Last week Cait Flanders wrote about how some people treated happiness as a general vibe that they exude and others pursued happiness as a destination. Thinking about this idea started me on a path that had me digging back through my notes on happiness research.
Our culture tends to treat happiness as a destination. Happiness is a goal for which you strive. And of course, the most surefire way to reach happiness is to be successful.
If we stop and think about this premise though, it falls apart. If success causes happiness, then we should be able to see the results.
We should achieve happiness when we get our promotion or when we hit our quarterly projections. We should hit that happiness destination when we reach our outside goals.
But we don’t. We are, of course, happy when we succeed. For a time. And then we settle in and aim for new goals, convinced that the new goals will make us happy.
It isn’t a system to be sustainably happy. It doesn’t make sense to believe that success causes any sort of long-term happiness.
And the research bears this out.
Happiness Causes Success
Studies have found that we’re looking at this backwards. Success doesn’t cause happiness. Happiness causes success.
A research team (including Sonja Lyubomirsky, whose work we have looked at before) did a meta-analysis of studies on happiness and success. This means that they put together a lot of different studies and analyzed the combined results.

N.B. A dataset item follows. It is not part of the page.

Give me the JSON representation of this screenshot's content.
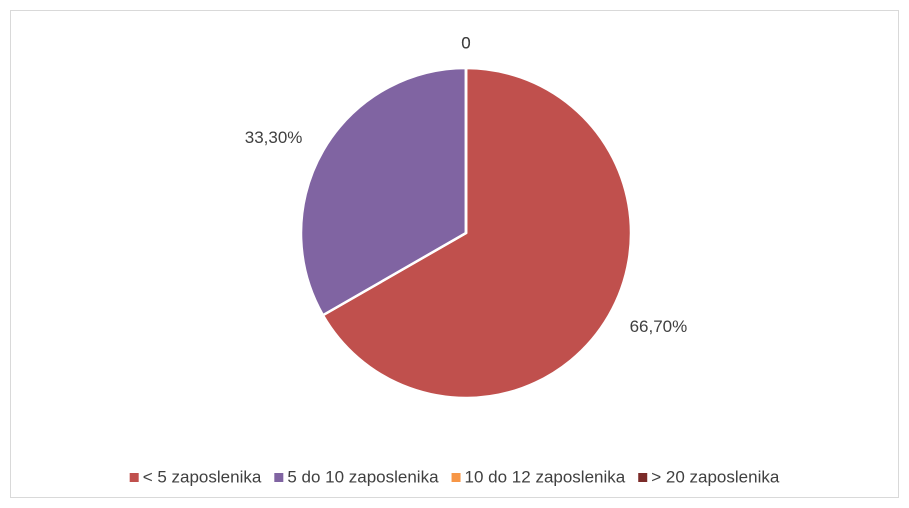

In this case, there were over 200 hundred studies included.
The analysis found that happier people are more productive, better performing, better managers, and more positively evaluated by their supervisors. They are less likely to encounter burnout and more likely to be able to move into positions that have more autonomy, meaning, and variety.
This means that happier people will get better jobs, perform better in them, and last longer in the workforce. And, in case that wasn’t enough, they make more money.

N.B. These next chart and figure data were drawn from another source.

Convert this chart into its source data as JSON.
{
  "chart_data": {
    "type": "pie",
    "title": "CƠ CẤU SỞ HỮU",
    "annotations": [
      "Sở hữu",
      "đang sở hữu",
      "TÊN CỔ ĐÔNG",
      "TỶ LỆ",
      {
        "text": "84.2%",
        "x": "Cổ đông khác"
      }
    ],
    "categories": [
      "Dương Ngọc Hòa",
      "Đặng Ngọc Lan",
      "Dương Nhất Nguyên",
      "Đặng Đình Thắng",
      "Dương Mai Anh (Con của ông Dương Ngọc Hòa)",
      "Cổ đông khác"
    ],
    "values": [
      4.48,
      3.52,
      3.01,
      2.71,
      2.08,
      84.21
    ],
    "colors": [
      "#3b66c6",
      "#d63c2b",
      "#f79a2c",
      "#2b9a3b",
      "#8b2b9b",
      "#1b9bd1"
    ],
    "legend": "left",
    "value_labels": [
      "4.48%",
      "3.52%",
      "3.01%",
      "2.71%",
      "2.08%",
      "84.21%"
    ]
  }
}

If the workplace isn’t your measure of success, then the study has answers for you as well. Happy people had stronger relationships with friends and family, more stable marriages, better mental and physical health.
There is a growing field of research finding that feelings of happiness (and other positive emotions) broaden our thoughts. When we are happy we have thought patterns that are more inclusive, creative, efficient, and open to new information. We also have expanded powers of attention when we are happy.

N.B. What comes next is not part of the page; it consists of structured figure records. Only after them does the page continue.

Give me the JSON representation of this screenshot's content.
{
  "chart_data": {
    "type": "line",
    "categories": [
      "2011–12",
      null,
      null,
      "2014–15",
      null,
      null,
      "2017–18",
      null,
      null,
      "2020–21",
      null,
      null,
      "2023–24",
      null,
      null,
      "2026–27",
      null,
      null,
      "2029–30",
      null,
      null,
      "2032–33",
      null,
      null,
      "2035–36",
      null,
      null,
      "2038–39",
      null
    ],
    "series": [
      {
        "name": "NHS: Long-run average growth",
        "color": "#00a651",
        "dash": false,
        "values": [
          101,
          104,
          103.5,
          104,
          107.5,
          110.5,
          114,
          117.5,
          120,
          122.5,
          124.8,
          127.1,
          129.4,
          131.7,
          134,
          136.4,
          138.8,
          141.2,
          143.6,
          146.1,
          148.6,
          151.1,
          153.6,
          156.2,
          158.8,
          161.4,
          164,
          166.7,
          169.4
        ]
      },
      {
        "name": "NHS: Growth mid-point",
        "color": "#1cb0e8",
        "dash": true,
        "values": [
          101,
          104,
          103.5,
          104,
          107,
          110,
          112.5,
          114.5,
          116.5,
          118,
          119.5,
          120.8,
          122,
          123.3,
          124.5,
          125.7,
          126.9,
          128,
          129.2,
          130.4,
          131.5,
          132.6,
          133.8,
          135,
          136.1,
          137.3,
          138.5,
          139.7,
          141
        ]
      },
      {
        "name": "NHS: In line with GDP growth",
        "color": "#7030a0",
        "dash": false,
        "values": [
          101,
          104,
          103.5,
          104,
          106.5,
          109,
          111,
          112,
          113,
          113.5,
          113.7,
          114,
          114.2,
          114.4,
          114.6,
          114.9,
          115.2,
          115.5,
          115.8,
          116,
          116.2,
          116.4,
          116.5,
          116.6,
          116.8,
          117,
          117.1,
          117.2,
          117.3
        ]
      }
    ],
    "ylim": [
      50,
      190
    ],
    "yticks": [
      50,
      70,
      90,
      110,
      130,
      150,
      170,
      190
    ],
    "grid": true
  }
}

These all combine to make success much easier. If we are more creative and efficient, while also being able to pay more attention and to include more information in our thought-process, then we are much better at solving problems. If we are better at solving problems we are more likely to be successful.
This is discussed in The Happiness Advantage by Shawn Achor, in which he pulls out a few studies that provide good examples of this in action.
Achor points to a study of four-year-olds. The children were asked to put blocks together as quickly as possible. One group was just given the instructions and another was told to think of something that makes them happy before they started. The happy kids “significantly outperformed” the neutral kids. (In the context of block building, success is building quicker and with fewer errors).
Achor then notes studies that have found the same effect in students taking standardized tests and business people negotiating deals.
Happiness expands your problem solving abilities. With those abilities increased, it is easier to achieve our goals and be successful, whatever field that success falls into.
How We Can Use This
It is time that we flip our thinking. We cannot keep waiting for happiness. We cannot keep treating it as a destination or a prize for being successful.
We need to go out and find happiness ourselves, and then success will come all that much easier.